Cable, that video junkyard, is the natural home for most reporters and columnists. Three panel shows can be seen nationally: ESPN's The Sports Reporters, BET's Budweiser Sports Report and SportsChannel's The Sports Writers on TV. (Warning: Do not adjust your sets. Most of the men on these shows are a bit overweight, a tad unkempt and badly dressed. Of course, the exception is SPORTS ILLUSTRATED'S own svelte, kempt, natty Rick Telander, who appears on SportsChannel.) Many of the panelists are bright, congenial and genuinely funny; others are just Bill Conlin and John Feinstein.

Of course, sportswriters should be read and not seen. But they've realized that TV, in addition to offering financial benefits, validates their authority. And, curiously, just when many writers are preaching that Deion must choose between sports, these same pundits are reaching out to other mediums in record numbers.

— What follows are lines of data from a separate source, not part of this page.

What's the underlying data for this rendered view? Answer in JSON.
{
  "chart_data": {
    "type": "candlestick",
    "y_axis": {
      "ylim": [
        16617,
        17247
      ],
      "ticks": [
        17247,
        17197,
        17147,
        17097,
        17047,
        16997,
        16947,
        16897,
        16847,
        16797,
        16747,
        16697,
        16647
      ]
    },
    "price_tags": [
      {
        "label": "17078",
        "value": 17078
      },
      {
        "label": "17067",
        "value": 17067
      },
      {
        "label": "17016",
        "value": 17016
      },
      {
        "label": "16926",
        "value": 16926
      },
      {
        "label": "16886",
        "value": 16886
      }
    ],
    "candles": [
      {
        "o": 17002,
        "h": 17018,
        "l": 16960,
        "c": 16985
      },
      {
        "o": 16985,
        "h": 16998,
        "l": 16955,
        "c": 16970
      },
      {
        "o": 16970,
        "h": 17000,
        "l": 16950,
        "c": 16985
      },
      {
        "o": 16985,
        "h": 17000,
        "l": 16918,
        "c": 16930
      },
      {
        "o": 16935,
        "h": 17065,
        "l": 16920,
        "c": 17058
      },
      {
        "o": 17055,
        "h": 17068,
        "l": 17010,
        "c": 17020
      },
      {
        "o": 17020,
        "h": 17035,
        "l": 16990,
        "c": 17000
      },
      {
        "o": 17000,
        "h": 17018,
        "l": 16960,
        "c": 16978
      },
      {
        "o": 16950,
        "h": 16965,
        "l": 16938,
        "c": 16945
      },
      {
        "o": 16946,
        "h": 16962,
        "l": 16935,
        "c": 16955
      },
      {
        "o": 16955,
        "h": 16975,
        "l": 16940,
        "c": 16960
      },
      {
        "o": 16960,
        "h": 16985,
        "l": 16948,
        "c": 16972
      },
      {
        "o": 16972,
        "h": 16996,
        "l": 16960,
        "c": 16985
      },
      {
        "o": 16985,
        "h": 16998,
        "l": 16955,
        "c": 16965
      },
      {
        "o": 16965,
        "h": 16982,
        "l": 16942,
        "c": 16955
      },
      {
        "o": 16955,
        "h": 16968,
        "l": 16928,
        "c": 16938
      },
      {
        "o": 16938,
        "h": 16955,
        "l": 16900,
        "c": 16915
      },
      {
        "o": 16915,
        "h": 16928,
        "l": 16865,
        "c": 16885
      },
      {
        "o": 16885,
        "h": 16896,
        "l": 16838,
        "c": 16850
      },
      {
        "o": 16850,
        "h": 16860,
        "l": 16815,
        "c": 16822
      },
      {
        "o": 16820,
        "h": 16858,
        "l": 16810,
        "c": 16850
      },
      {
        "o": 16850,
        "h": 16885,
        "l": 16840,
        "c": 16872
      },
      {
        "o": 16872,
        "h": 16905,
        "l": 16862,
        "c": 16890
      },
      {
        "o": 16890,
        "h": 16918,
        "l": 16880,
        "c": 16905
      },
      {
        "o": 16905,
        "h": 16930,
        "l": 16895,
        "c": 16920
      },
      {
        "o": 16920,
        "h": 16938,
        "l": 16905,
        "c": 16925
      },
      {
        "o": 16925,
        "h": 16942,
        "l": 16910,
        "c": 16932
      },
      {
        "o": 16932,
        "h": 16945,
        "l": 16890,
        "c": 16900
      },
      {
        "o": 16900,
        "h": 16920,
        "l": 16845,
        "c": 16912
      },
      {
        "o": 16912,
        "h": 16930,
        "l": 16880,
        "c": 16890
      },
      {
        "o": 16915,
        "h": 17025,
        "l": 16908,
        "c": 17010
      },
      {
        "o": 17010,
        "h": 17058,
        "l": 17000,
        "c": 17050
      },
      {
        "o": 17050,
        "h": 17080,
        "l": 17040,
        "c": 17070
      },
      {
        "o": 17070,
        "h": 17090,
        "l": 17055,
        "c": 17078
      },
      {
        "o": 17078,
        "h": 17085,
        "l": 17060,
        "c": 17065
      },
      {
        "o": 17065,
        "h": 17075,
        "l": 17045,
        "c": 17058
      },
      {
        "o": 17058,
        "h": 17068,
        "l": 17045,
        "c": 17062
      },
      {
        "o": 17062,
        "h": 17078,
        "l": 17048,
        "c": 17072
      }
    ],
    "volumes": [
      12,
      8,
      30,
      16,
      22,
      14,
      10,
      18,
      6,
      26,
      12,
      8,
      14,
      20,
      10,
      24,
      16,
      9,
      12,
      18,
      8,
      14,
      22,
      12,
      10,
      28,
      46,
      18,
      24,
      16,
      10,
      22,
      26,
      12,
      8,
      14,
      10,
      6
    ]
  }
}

The Boston Globe has graduated the most multimedia, marquee players: Bud Collins (NBC), Peter Gammons (ESPN), Will McDonough (NBC) and Lesley Visser (CBS), as well as Bob Ryan and Jackie MacMullan (The Sports Reporters). At any given time at The Globe, half the writers are on deadline, the other half are in makeup.

Heck, I even called the SI offices last week to talk to any editor or writer, but they were all out taping their own public-access talk shows. (Incidentally, I never go on TV myself, but that's largely for security reasons.)

Once upon a time, sportswriters hated television. They resented how it influenced events. They resented how cameras pushed them toward the rear of press conferences. They resented how the medium diminished their role as conveyors of information. Most of all, they resented TV's on-air stars who made much more money for much less work.

But finally, the dirty little secret is out: They all wanted to be sportscasters.